Radyolojik görüntüde, kompresyon kırığı geçiren omurlar karakteristik "kama şeklinde" bir şekil alır. Bunun nedeni, sıkıştırılmış omurga gövdelerinin genellikle ön kısımlarında çökmesidir.
Sıkıştırma kırıkları: tedavi
Uygun tedavi yönteminin seçimi, hastanın yaşı, kırığın doğası, nörolojik bozuklukların varlığı veya osteoporozun bir arada bulunması gibi çeşitli faktörlerden etkilenir.
Bir kompresyon kırığının tedavisi konservatif olabilir ve şunları içerebilir:
- dinlenme
- omurganın rahatlaması ve stabilizasyonu - ortopedik korselerin kullanımı dahil - Jevetta korse
- analjezik tedavi
- rehabilitasyon tedavileri
- osteoporozun farmakolojik tedavisi
Cerrahi tedaviler şunları içerir:
- örneğin vidalarla klasik stabilizasyon yöntemleri
Ve esas olarak osteoporotik kırıklarda kullanılır:
- vertebroplasti
- kifoplasti
Yukarıdaki iki tür prosedür, beyin cerrahları ve ortopedistlerin alanıdır.

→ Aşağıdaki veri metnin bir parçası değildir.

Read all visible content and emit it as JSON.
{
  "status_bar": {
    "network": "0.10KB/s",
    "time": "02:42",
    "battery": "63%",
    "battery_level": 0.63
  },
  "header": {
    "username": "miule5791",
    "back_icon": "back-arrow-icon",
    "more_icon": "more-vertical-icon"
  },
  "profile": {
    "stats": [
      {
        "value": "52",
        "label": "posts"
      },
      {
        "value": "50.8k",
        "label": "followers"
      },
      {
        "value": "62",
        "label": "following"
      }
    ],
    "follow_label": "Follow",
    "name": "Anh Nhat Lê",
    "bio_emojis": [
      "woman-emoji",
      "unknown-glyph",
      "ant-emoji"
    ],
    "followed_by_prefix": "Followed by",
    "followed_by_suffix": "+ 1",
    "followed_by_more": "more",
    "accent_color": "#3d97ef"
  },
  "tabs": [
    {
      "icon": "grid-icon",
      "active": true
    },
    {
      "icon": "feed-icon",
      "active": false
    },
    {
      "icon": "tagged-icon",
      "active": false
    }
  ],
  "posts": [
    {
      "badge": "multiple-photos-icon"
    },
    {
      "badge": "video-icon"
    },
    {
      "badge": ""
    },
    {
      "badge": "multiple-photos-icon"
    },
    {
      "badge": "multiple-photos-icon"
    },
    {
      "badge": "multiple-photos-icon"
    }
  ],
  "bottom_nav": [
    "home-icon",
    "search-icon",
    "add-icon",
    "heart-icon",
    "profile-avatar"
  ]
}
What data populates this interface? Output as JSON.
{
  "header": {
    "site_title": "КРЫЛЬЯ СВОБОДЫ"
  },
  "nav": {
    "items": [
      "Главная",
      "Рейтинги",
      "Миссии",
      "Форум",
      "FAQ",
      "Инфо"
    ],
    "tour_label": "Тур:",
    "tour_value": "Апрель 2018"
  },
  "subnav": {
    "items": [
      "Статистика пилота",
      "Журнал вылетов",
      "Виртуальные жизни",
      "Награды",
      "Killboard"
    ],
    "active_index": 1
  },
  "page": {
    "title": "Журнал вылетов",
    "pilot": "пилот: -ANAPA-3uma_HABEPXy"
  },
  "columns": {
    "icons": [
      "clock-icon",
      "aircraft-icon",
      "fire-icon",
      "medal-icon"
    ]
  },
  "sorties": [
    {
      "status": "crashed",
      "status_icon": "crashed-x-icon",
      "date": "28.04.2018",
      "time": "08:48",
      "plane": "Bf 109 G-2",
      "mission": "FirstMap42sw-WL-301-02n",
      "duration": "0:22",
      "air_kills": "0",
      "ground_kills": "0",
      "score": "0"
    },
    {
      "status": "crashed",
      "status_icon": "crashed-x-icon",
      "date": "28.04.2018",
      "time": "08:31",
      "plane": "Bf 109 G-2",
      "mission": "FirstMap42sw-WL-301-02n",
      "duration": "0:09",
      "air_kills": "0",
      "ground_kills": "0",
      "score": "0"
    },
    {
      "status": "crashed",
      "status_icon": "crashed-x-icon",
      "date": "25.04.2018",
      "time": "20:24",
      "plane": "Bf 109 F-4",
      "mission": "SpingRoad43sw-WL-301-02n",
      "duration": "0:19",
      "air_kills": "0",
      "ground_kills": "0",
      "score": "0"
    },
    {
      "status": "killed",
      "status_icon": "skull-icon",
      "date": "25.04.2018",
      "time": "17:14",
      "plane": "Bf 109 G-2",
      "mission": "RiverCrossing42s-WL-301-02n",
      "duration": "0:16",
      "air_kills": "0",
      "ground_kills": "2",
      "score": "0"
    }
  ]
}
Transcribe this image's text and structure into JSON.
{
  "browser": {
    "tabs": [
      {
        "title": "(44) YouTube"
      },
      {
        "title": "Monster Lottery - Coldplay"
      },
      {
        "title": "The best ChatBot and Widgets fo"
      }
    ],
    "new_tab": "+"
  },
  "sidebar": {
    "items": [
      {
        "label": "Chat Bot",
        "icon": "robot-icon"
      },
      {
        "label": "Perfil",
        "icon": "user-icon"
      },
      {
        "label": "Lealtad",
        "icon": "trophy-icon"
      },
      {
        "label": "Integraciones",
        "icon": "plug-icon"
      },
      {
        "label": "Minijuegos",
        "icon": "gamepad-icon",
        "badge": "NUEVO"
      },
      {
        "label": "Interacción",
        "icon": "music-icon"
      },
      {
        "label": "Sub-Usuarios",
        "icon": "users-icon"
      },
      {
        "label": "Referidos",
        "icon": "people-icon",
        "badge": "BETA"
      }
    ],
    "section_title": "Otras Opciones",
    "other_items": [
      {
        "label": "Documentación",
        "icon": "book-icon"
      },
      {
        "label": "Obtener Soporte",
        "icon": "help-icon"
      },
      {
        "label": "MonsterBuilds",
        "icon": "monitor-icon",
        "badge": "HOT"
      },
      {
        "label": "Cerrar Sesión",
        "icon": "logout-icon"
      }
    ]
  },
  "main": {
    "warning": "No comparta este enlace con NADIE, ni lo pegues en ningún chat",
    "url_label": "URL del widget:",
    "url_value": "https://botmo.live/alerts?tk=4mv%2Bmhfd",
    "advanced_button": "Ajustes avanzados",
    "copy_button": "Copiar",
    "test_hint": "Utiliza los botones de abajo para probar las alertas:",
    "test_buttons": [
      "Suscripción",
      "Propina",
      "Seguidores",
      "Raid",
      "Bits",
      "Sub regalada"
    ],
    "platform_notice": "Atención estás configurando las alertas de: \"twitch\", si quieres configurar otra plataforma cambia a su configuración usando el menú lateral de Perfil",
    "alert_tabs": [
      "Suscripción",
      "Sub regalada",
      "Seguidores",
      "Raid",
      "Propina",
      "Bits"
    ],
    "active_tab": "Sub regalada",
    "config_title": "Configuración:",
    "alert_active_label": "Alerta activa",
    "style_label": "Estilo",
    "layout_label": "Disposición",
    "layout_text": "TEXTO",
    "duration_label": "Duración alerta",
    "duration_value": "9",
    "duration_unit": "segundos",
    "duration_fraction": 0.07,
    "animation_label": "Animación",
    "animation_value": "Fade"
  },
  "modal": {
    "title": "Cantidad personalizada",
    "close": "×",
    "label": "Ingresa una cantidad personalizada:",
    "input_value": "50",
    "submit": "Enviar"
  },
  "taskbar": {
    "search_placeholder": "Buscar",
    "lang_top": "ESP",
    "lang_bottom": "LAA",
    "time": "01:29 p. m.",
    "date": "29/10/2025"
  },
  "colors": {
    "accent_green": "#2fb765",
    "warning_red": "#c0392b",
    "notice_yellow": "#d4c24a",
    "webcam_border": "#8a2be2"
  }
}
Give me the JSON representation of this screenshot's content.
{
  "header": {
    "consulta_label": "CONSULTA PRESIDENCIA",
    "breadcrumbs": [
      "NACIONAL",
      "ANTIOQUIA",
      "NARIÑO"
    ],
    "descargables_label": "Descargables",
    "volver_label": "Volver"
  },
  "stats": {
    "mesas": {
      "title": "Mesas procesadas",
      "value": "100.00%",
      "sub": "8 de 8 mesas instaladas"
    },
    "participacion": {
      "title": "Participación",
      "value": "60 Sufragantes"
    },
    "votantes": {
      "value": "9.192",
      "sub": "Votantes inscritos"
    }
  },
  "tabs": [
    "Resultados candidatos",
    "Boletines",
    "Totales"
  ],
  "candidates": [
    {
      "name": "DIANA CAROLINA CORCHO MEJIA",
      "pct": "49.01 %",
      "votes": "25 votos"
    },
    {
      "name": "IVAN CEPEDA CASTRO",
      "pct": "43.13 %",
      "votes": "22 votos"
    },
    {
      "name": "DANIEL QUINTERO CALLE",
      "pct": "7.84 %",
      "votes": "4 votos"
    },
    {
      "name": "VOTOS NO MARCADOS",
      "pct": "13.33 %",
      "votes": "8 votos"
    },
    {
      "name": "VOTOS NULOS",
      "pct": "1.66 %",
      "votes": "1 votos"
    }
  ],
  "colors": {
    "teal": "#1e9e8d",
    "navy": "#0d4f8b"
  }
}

Düşük invazivlik ile karakterizedirler. Özel trokarlar kullanılarak kırık çekirdeğe kemik çimentosu sokulmasından oluşurlar.
Bu işlemler X ışınlarının kontrolü altında yapılır ve küçük bir deri ponksiyonu yapılması yeterlidir.
Hastalar hızla fiziksel aktiviteye geri dönerler ve vakaların büyük çoğunluğunda ağrı yoğunluğunda bir azalma yaşarlar.
Ana hedefleri stabilizasyon, ağrı kesici ve şaft yüksekliğinin restorasyonudur (kifoplasti durumunda).
Vertebroplasti genellikle lokal anestezi altında yapılır (yaşlılarda ve başka hastalıkları olanlarda genel anestezi riskini ortadan kaldırır) ancak sadece stabilizasyon sağlar.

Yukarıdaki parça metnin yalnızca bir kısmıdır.